Spring Security OAuth, versions 2.3 prior to 2.3.3 and 2.2 prior to 2.2.2 and 2.1 prior to 2.1.2 and 2.0 prior to 2.0.15 and older unsupported versions, contains a remote code execution vulnerability. A malicious user or attacker can craft an authorization request to the authorization endpoint that can lead to a remote code execution when the resource owner is forwarded to the approval endpoint.

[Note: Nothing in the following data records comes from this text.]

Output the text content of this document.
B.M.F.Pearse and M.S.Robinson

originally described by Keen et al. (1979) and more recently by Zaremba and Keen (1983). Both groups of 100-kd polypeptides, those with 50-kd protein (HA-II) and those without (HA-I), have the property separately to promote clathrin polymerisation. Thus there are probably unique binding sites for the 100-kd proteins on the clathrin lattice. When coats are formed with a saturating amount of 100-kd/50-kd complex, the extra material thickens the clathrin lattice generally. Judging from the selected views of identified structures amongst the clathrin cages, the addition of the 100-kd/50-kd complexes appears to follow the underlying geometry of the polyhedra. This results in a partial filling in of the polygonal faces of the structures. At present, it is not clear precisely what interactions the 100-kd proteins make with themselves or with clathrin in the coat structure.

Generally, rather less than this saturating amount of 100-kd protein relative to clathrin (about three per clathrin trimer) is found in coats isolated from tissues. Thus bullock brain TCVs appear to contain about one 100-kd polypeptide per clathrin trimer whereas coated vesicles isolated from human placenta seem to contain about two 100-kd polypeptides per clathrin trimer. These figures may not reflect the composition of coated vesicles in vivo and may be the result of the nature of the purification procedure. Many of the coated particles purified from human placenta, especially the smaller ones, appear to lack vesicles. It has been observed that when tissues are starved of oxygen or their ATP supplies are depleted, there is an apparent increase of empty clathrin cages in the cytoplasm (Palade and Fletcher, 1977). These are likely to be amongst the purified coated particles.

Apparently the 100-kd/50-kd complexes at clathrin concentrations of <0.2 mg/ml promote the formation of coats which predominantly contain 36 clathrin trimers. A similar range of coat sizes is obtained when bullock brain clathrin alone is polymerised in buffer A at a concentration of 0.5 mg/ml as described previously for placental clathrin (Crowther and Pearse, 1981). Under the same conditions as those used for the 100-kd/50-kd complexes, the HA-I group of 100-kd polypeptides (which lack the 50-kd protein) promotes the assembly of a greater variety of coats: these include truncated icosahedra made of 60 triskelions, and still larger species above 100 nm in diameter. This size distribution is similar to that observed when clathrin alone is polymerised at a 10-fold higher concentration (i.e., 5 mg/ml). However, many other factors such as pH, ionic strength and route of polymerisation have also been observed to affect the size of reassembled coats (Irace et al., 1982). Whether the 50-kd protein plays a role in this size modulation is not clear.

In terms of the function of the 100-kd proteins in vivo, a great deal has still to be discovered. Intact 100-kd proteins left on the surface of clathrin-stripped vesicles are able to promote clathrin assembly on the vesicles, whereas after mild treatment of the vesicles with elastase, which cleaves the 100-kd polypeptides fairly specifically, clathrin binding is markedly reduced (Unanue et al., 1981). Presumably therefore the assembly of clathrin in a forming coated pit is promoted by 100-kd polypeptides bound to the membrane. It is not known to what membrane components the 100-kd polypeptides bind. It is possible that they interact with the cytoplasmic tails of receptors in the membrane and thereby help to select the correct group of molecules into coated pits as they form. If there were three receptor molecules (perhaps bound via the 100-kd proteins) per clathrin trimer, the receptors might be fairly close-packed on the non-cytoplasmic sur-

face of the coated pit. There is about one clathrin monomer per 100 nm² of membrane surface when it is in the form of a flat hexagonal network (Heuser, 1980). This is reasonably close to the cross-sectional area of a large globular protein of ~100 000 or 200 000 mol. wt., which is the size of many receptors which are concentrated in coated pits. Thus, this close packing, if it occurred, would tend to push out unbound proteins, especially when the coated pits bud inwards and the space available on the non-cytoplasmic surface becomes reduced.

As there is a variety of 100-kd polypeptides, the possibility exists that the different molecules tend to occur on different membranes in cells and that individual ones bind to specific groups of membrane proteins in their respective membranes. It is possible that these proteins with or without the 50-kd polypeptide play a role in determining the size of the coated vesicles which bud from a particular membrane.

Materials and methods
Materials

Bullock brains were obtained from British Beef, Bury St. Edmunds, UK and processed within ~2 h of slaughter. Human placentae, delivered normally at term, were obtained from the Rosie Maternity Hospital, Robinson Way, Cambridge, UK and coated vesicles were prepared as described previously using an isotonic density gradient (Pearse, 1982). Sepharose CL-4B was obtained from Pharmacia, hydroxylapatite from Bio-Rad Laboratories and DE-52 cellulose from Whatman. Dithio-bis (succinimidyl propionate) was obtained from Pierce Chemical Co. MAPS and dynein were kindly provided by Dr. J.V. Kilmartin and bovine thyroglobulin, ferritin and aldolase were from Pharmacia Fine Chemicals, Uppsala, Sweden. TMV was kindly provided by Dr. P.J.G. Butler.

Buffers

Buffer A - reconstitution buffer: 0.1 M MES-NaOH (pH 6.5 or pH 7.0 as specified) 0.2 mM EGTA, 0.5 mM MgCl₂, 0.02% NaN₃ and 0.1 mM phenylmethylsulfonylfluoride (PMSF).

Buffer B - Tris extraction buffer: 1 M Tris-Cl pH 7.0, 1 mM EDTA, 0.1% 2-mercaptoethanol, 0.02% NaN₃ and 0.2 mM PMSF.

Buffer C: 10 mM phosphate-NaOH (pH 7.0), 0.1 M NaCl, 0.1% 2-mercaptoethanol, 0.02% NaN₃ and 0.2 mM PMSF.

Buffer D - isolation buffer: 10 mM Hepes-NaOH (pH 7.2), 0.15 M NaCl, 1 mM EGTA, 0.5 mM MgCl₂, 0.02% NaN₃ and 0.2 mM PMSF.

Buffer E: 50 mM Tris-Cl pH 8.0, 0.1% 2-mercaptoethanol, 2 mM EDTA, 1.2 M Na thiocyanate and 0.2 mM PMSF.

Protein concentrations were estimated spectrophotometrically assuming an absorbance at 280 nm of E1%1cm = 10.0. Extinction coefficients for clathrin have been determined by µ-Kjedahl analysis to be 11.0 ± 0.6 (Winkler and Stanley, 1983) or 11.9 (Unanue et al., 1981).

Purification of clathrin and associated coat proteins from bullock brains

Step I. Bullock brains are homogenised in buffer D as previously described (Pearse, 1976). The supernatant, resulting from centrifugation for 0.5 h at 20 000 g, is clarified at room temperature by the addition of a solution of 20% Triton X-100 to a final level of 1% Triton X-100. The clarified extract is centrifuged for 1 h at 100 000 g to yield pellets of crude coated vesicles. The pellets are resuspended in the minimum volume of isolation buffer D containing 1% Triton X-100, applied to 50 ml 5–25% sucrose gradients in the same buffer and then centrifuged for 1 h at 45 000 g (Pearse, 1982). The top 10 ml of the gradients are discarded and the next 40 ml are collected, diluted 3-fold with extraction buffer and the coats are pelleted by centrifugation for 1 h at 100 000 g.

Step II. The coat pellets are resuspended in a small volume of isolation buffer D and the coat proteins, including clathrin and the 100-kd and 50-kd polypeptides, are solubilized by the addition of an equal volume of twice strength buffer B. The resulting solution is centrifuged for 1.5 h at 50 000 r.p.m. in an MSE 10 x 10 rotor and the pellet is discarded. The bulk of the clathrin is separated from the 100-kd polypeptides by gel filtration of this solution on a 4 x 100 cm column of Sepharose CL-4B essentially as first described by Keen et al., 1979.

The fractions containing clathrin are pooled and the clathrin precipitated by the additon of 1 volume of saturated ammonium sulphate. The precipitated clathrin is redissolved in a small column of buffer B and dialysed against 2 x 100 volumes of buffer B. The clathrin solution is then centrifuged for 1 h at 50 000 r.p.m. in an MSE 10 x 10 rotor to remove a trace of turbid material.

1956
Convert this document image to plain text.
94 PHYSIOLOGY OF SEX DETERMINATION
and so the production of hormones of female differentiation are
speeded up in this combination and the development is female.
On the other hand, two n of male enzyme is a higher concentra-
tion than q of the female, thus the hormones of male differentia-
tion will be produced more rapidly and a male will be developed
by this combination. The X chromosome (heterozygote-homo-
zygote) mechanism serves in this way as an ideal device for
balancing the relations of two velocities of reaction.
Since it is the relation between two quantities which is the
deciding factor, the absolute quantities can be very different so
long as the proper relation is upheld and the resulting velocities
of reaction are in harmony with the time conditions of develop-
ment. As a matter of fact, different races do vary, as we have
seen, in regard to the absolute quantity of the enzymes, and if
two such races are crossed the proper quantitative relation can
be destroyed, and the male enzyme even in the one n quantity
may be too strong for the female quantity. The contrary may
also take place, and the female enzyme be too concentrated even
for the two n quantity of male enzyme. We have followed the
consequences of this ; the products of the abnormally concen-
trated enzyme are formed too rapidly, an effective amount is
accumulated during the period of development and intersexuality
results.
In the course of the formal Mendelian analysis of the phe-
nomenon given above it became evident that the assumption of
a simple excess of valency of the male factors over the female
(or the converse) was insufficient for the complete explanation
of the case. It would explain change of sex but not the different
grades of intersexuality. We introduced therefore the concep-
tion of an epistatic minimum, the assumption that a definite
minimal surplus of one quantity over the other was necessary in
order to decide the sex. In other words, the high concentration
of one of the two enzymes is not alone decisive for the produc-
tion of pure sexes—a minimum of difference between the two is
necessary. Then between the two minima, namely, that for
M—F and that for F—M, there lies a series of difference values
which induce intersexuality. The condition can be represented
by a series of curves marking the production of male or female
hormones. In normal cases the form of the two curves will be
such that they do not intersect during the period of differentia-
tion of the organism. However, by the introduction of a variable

This vulnerability exposes applications that meet all of the following requirements:

• Act in the role of an Authorization Server (e.g. @EnableAuthorizationServer)
• Use the default Approval Endpoint

This vulnerability does not expose applications that:

• Act in the role of an Authorization Server but override the default Approval Endpoint
• Act in the role of a Resource Server only (e.g. @EnableResourceServer)
• Act in the role of a Client only (e.g. @EnableOAuthClient)

• Spring Security OAuth 2.3 to 2.3.2
• Spring Security OAuth 2.2 to 2.2.1
• Spring Security OAuth 2.1 to 2.1.1
• Spring Security OAuth 2.0 to 2.0.14
• Older unsupported versions are also affected

Users of affected versions should apply the following mitigation:

• 2.3.x users should upgrade to 2.3.3
• 2.2.x users should upgrade to 2.2.2
• 2.1.x users should upgrade to 2.1.2
• 2.0.x users should upgrade to 2.0.15
• Older versions should upgrade to a supported branch

There are no other mitigation steps required.

This issue was identified and responsibly reported by Philippe Arteau from GoSecure.